Reflection After the Practice

  • What surprised you about your teen’s thoughts on their identity? How did this conversation relate to your initial reasons for wanting to talk about identity with your teen? What other questions about identity might you want to discuss with your teen next time to build on this initial conversation?

The Research Behind It

Evidence That It Works

In a study, teens who were mostly ninth graders and attended a public high school in the Southwestern region of the United States (race/ethnicity: 24.3% Black or African American, 30.3% Latino, 2.8% Asian American, 6.0% American Indian or Native American, or 36.7% White) were randomly assigned to an 8-session program that either explored cultural identity or post-high school training options. In the identity exploration program, teens learned about key concepts like race, ethnicity, stereotypes, and discrimination, and also engaged in activities that helped them understand their racial and ethnic backgrounds like making a family tree.

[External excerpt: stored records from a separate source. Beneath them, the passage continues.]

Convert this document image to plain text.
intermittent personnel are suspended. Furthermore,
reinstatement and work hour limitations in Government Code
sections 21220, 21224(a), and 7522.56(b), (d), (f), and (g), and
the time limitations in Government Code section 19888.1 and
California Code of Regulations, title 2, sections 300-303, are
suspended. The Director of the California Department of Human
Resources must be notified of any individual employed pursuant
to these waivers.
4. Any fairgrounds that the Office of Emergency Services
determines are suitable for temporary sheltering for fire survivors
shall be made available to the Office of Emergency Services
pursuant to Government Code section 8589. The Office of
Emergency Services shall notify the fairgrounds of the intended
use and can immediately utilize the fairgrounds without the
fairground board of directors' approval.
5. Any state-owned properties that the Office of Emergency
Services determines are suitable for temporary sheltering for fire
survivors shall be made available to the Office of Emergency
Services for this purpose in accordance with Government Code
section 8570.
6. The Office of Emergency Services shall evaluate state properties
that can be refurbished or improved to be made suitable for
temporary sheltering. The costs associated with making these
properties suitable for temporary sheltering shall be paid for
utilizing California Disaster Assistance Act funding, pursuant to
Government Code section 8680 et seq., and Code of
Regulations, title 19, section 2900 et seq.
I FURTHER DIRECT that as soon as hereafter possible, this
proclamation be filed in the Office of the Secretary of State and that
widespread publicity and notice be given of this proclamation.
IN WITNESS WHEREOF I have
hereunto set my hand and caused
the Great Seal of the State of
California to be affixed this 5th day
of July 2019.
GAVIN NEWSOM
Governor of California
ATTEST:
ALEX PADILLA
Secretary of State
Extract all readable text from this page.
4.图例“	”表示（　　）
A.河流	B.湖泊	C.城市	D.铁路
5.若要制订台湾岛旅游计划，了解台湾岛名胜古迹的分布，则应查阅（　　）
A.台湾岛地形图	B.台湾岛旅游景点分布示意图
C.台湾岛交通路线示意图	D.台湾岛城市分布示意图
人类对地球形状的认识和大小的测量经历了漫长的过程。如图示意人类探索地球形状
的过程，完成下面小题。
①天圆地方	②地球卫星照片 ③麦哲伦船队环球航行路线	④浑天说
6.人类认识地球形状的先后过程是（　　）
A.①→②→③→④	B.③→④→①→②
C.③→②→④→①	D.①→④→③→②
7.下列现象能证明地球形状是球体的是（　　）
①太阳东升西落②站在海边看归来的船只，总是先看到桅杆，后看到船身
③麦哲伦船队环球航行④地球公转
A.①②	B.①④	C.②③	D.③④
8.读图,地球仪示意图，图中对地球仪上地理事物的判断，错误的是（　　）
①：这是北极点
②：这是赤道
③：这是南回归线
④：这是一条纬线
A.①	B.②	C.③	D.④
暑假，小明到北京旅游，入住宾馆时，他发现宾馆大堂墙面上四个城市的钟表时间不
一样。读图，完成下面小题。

Teens in the post-high school training program explored various career paths and financial aid opportunities.

Compared to teens in the training options program, teens in the racial-ethnic identity program engaged in greater identity exploration and had a clearer sense of themselves (e.g., “I like myself and am proud of what I stand for”), greater self-esteem, fewer feelings of depression, and better grades.

 

Why Does It Matter?

One of the most important tasks during adolescence is to engage in personal exploration to develop a clear sense of identity—a sense of consistency across time and circumstances in the ways they relate to others and their commitments to roles, values, and beliefs. When teens are able to gain a deep understanding of who they are, they are better able to chart a course for their lives with a sense of meaning and purpose. Achieving clarity on their identity can help teens have a sense of “inner unity,” become more self-aware, recognize their assets and efficacy, and have greater self-direction interpersonally and within a broader society.

A sense of identity helps contribute to teens’ well-being beyond adolescence because it sets the stage for nurturing close relationships into adulthood. Learning about and developing positive feelings about the social groups they belong to is another way that your teen develops a positive self-concept. What’s more, teens who have a good understanding of their identity are better able to bridge across differences and pursue justice. “The more comfortable individuals are in their own skin, the more capacity they will have to engage in a productive manner with others,” explain psychologists Deborah Rivas-Drake and Adriana Umaña-Taylor in their book Below the Surface: Talking with Teens about Race, Ethnicity, and Identity. Teens who have a greater understanding and positive feelings about their cultural identity are better able to recognize injustices related to their own identity as well as their connection to the struggles of other marginalized identities, and, in turn, are more caring and helpful to others as they act against injustice.

“When I discover who I am, I'll be free.”